Seems there are a lot of unanswered questions on the details of communications between Kenney's office and the caregivers, their advocate and when the above information may have been raised and discussed between them.

Further, as Adam Radwanski points out, a problem with a lot of this story is that the political arms of Jason Kenney seem to wrap themselves around this whole issue and it raises larger questions about whether the immigration department is being blatantly used for political purposes:
...the close proximity of Kenney to this story - one he'd have done better to keep a healthy distance from and let play out on its own - has opened the door for Dhalla to make those conspiracy claims. And in the process, it's highlighted the troublingly blurred lines between his duties within the government and within his party.

It's not a knock on Kenney to say that he's a complete political animal; there are lots of those in government, and always have been. But the question is whether he can keep distance between two jobs that should not be held by the same person.

You can't be simultaneously in charge of the country's immigration policy and your own party's efforts to recruit ethnic voters without facing a potential conflict of interest on a daily basis - especially if you're a win-at-all-costs type of politician, as Kenney certainly is. And his dabbling in Dhalla's riding alone suggests he's not handling that potential conflict especially well.

That he appeared at a Sikh parade alongside Parm Gill - Dhalla's Conservative opponent in the next election - isn't a huge deal. But the fact that Kenney brought Gill along with him on a recent trip to India - a trip that was made on behalf of the government of Canada, not the Conservative Party - is a little odd. And it's all the more so given that Gill was apparently freelancing to reporters that more Punjabi youth would soon be let into the country, which seems to have had less to do with government policy than with scoring points with voters.

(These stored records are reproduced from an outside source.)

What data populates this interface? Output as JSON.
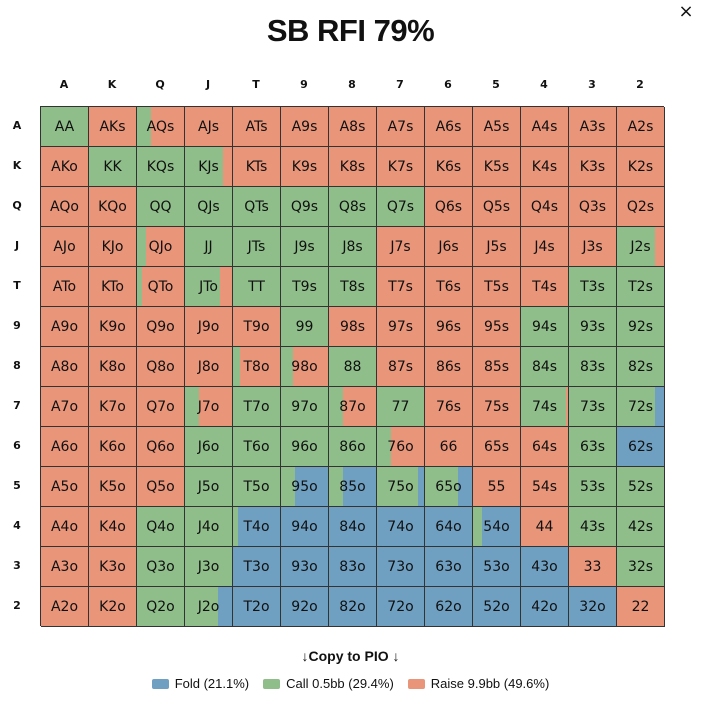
{
  "window": {
    "close_label": "×"
  },
  "title": "SB RFI 79%",
  "colors": {
    "fold": "#6fa0c2",
    "call": "#8fbe8b",
    "raise": "#e9957a",
    "border": "#333333"
  },
  "col_headers": [
    "A",
    "K",
    "Q",
    "J",
    "T",
    "9",
    "8",
    "7",
    "6",
    "5",
    "4",
    "3",
    "2"
  ],
  "row_headers": [
    "A",
    "K",
    "Q",
    "J",
    "T",
    "9",
    "8",
    "7",
    "6",
    "5",
    "4",
    "3",
    "2"
  ],
  "grid": [
    [
      {
        "hand": "AA",
        "c": 100
      },
      {
        "hand": "AKs",
        "r": 100
      },
      {
        "hand": "AQs",
        "c": 30,
        "r": 70
      },
      {
        "hand": "AJs",
        "r": 100
      },
      {
        "hand": "ATs",
        "r": 100
      },
      {
        "hand": "A9s",
        "r": 100
      },
      {
        "hand": "A8s",
        "r": 100
      },
      {
        "hand": "A7s",
        "r": 100
      },
      {
        "hand": "A6s",
        "r": 100
      },
      {
        "hand": "A5s",
        "r": 100
      },
      {
        "hand": "A4s",
        "r": 100
      },
      {
        "hand": "A3s",
        "r": 100
      },
      {
        "hand": "A2s",
        "r": 100
      }
    ],
    [
      {
        "hand": "AKo",
        "r": 100
      },
      {
        "hand": "KK",
        "c": 100
      },
      {
        "hand": "KQs",
        "c": 100
      },
      {
        "hand": "KJs",
        "c": 80,
        "r": 20
      },
      {
        "hand": "KTs",
        "r": 100
      },
      {
        "hand": "K9s",
        "r": 100
      },
      {
        "hand": "K8s",
        "r": 100
      },
      {
        "hand": "K7s",
        "r": 100
      },
      {
        "hand": "K6s",
        "r": 100
      },
      {
        "hand": "K5s",
        "r": 100
      },
      {
        "hand": "K4s",
        "r": 100
      },
      {
        "hand": "K3s",
        "r": 100
      },
      {
        "hand": "K2s",
        "r": 100
      }
    ],
    [
      {
        "hand": "AQo",
        "r": 100
      },
      {
        "hand": "KQo",
        "r": 100
      },
      {
        "hand": "QQ",
        "c": 100
      },
      {
        "hand": "QJs",
        "c": 100
      },
      {
        "hand": "QTs",
        "c": 100
      },
      {
        "hand": "Q9s",
        "c": 100
      },
      {
        "hand": "Q8s",
        "c": 100
      },
      {
        "hand": "Q7s",
        "c": 100
      },
      {
        "hand": "Q6s",
        "r": 100
      },
      {
        "hand": "Q5s",
        "r": 100
      },
      {
        "hand": "Q4s",
        "r": 100
      },
      {
        "hand": "Q3s",
        "r": 100
      },
      {
        "hand": "Q2s",
        "r": 100
      }
    ],
    [
      {
        "hand": "AJo",
        "r": 100
      },
      {
        "hand": "KJo",
        "r": 100
      },
      {
        "hand": "QJo",
        "c": 20,
        "r": 80
      },
      {
        "hand": "JJ",
        "c": 100
      },
      {
        "hand": "JTs",
        "c": 100
      },
      {
        "hand": "J9s",
        "c": 100
      },
      {
        "hand": "J8s",
        "c": 100
      },
      {
        "hand": "J7s",
        "r": 100
      },
      {
        "hand": "J6s",
        "r": 100
      },
      {
        "hand": "J5s",
        "r": 100
      },
      {
        "hand": "J4s",
        "r": 100
      },
      {
        "hand": "J3s",
        "r": 100
      },
      {
        "hand": "J2s",
        "c": 80,
        "r": 20
      }
    ],
    [
      {
        "hand": "ATo",
        "r": 100
      },
      {
        "hand": "KTo",
        "r": 100
      },
      {
        "hand": "QTo",
        "c": 10,
        "r": 90
      },
      {
        "hand": "JTo",
        "c": 75,
        "r": 25
      },
      {
        "hand": "TT",
        "c": 100
      },
      {
        "hand": "T9s",
        "c": 100
      },
      {
        "hand": "T8s",
        "c": 100
      },
      {
        "hand": "T7s",
        "r": 100
      },
      {
        "hand": "T6s",
        "r": 100
      },
      {
        "hand": "T5s",
        "r": 100
      },
      {
        "hand": "T4s",
        "r": 100
      },
      {
        "hand": "T3s",
        "c": 100
      },
      {
        "hand": "T2s",
        "c": 100
      }
    ],
    [
      {
        "hand": "A9o",
        "r": 100
      },
      {
        "hand": "K9o",
        "r": 100
      },
      {
        "hand": "Q9o",
        "r": 100
      },
      {
        "hand": "J9o",
        "r": 100
      },
      {
        "hand": "T9o",
        "r": 100
      },
      {
        "hand": "99",
        "c": 100
      },
      {
        "hand": "98s",
        "r": 100
      },
      {
        "hand": "97s",
        "r": 100
      },
      {
        "hand": "96s",
        "r": 100
      },
      {
        "hand": "95s",
        "r": 100
      },
      {
        "hand": "94s",
        "c": 100
      },
      {
        "hand": "93s",
        "c": 100
      },
      {
        "hand": "92s",
        "c": 100
      }
    ],
    [
      {
        "hand": "A8o",
        "r": 100
      },
      {
        "hand": "K8o",
        "r": 100
      },
      {
        "hand": "Q8o",
        "r": 100
      },
      {
        "hand": "J8o",
        "r": 100
      },
      {
        "hand": "T8o",
        "c": 15,
        "r": 85
      },
      {
        "hand": "98o",
        "c": 25,
        "r": 75
      },
      {
        "hand": "88",
        "c": 100
      },
      {
        "hand": "87s",
        "r": 100
      },
      {
        "hand": "86s",
        "r": 100
      },
      {
        "hand": "85s",
        "r": 100
      },
      {
        "hand": "84s",
        "c": 100
      },
      {
        "hand": "83s",
        "c": 100
      },
      {
        "hand": "82s",
        "c": 100
      }
    ],
    [
      {
        "hand": "A7o",
        "r": 100
      },
      {
        "hand": "K7o",
        "r": 100
      },
      {
        "hand": "Q7o",
        "r": 100
      },
      {
        "hand": "J7o",
        "c": 30,
        "r": 70
      },
      {
        "hand": "T7o",
        "c": 100
      },
      {
        "hand": "97o",
        "c": 100
      },
      {
        "hand": "87o",
        "c": 30,
        "r": 70
      },
      {
        "hand": "77",
        "c": 100
      },
      {
        "hand": "76s",
        "r": 100
      },
      {
        "hand": "75s",
        "r": 100
      },
      {
        "hand": "74s",
        "c": 95,
        "r": 5
      },
      {
        "hand": "73s",
        "c": 100
      },
      {
        "hand": "72s",
        "c": 80,
        "f": 20
      }
    ],
    [
      {
        "hand": "A6o",
        "r": 100
      },
      {
        "hand": "K6o",
        "r": 100
      },
      {
        "hand": "Q6o",
        "r": 100
      },
      {
        "hand": "J6o",
        "c": 100
      },
      {
        "hand": "T6o",
        "c": 100
      },
      {
        "hand": "96o",
        "c": 100
      },
      {
        "hand": "86o",
        "c": 100
      },
      {
        "hand": "76o",
        "c": 30,
        "r": 70
      },
      {
        "hand": "66",
        "r": 100
      },
      {
        "hand": "65s",
        "r": 100
      },
      {
        "hand": "64s",
        "r": 100
      },
      {
        "hand": "63s",
        "c": 100
      },
      {
        "hand": "62s",
        "f": 100
      }
    ],
    [
      {
        "hand": "A5o",
        "r": 100
      },
      {
        "hand": "K5o",
        "r": 100
      },
      {
        "hand": "Q5o",
        "r": 100
      },
      {
        "hand": "J5o",
        "c": 100
      },
      {
        "hand": "T5o",
        "c": 100
      },
      {
        "hand": "95o",
        "c": 30,
        "f": 70
      },
      {
        "hand": "85o",
        "c": 30,
        "f": 70
      },
      {
        "hand": "75o",
        "c": 88,
        "f": 12
      },
      {
        "hand": "65o",
        "c": 70,
        "f": 30
      },
      {
        "hand": "55",
        "r": 100
      },
      {
        "hand": "54s",
        "r": 100
      },
      {
        "hand": "53s",
        "c": 100
      },
      {
        "hand": "52s",
        "c": 100
      }
    ],
    [
      {
        "hand": "A4o",
        "r": 100
      },
      {
        "hand": "K4o",
        "r": 100
      },
      {
        "hand": "Q4o",
        "c": 100
      },
      {
        "hand": "J4o",
        "c": 100
      },
      {
        "hand": "T4o",
        "c": 10,
        "f": 90
      },
      {
        "hand": "94o",
        "f": 100
      },
      {
        "hand": "84o",
        "f": 100
      },
      {
        "hand": "74o",
        "f": 100
      },
      {
        "hand": "64o",
        "f": 100
      },
      {
        "hand": "54o",
        "c": 20,
        "f": 80
      },
      {
        "hand": "44",
        "r": 100
      },
      {
        "hand": "43s",
        "c": 100
      },
      {
        "hand": "42s",
        "c": 100
      }
    ],
    [
      {
        "hand": "A3o",
        "r": 100
      },
      {
        "hand": "K3o",
        "r": 100
      },
      {
        "hand": "Q3o",
        "c": 100
      },
      {
        "hand": "J3o",
        "c": 100
      },
      {
        "hand": "T3o",
        "f": 100
      },
      {
        "hand": "93o",
        "f": 100
      },
      {
        "hand": "83o",
        "f": 100
      },
      {
        "hand": "73o",
        "f": 100
      },
      {
        "hand": "63o",
        "f": 100
      },
      {
        "hand": "53o",
        "f": 100
      },
      {
        "hand": "43o",
        "f": 100
      },
      {
        "hand": "33",
        "r": 100
      },
      {
        "hand": "32s",
        "c": 100
      }
    ],
    [
      {
        "hand": "A2o",
        "r": 100
      },
      {
        "hand": "K2o",
        "r": 100
      },
      {
        "hand": "Q2o",
        "c": 100
      },
      {
        "hand": "J2o",
        "c": 70,
        "f": 30
      },
      {
        "hand": "T2o",
        "f": 100
      },
      {
        "hand": "92o",
        "f": 100
      },
      {
        "hand": "82o",
        "f": 100
      },
      {
        "hand": "72o",
        "f": 100
      },
      {
        "hand": "62o",
        "f": 100
      },
      {
        "hand": "52o",
        "f": 100
      },
      {
        "hand": "42o",
        "f": 100
      },
      {
        "hand": "32o",
        "f": 100
      },
      {
        "hand": "22",
        "r": 100
      }
    ]
  ],
  "copy": {
    "label": "Copy to PIO",
    "arrow_left": "↓",
    "arrow_right": "↓"
  },
  "legend": [
    {
      "key": "fold",
      "label": "Fold (21.1%)"
    },
    {
      "key": "call",
      "label": "Call 0.5bb (29.4%)"
    },
    {
      "key": "raise",
      "label": "Raise 9.9bb (49.6%)"
    }
  ]
}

Since the allegations against Dhalla broke, Kenney has had similar difficulty maintaining a clear line between his responsibilities. He's tried to be cute about it, as Aaron Wherry has neatly encapsulated. But since when do ministers' offices prejudge the outcome of complaints that should be handled by officials much lower down the food chain, pronouncing that the "whistleblowers" will "under no circumstances" be deported from the country - even if, one assumes, Dhalla's claims that they're the ones who abused the system proved true? (emphasis added)
Radwanski is picking up on Don Martin's reporting about Kenney and Gill. And more significantly, that last reference is to a statement made by Mr. Kenney's director of communications to the Toronto Star, reported today, which underscores the notion of the mixing of politics with official department business:
...a top aide to Immigration Minister Jason Kenney said the women have nothing to fear.

"They don't need to worry about retaliation from the immigration department for being whistleblowers," said Alykhan Velshi, Kenney's director of communications. "Under no circumstances will they be deported from Canada, period."(emphasis added)
Shouldn't Mr. Kenney and his political staff properly be miles away from these allegations, letting independent officials adjudicate any complaint which has been filed? Which we must note, to date - there hasn't been any word of that occurring. Yet Kenney's been on national television speaking about the matter, one of his best political mates is Dhalla's ongoing political opponent and his director of communications is making such immigration assurances that are surely beyond his jurisdiction.

Today's hearing will speak for itself and people can draw their own conclusions about the testimony offered. But it's unavoidable to note the glaring political context in which all of this is happening. The bigger story here for enterprising journalists is about the very political Jason Kenney and the apparent politicization of this ministry for Conservative electoral purposes.

Update (5:55 p.m.): BCer on this, with a fascinating suggestion.

Susan Delacourt noting Kenney political aide passing out documents at this morning's hearing entitled, "Was Ruby Dhalla involved in the hiring of the caregivers?" It's fair to say that in this instance Kenney's ministry is running politically amok.

Update (7:45 p.m.): Tribe, LibArts & Minds, video of Dhalla statement here, Star report on caregiver testimony.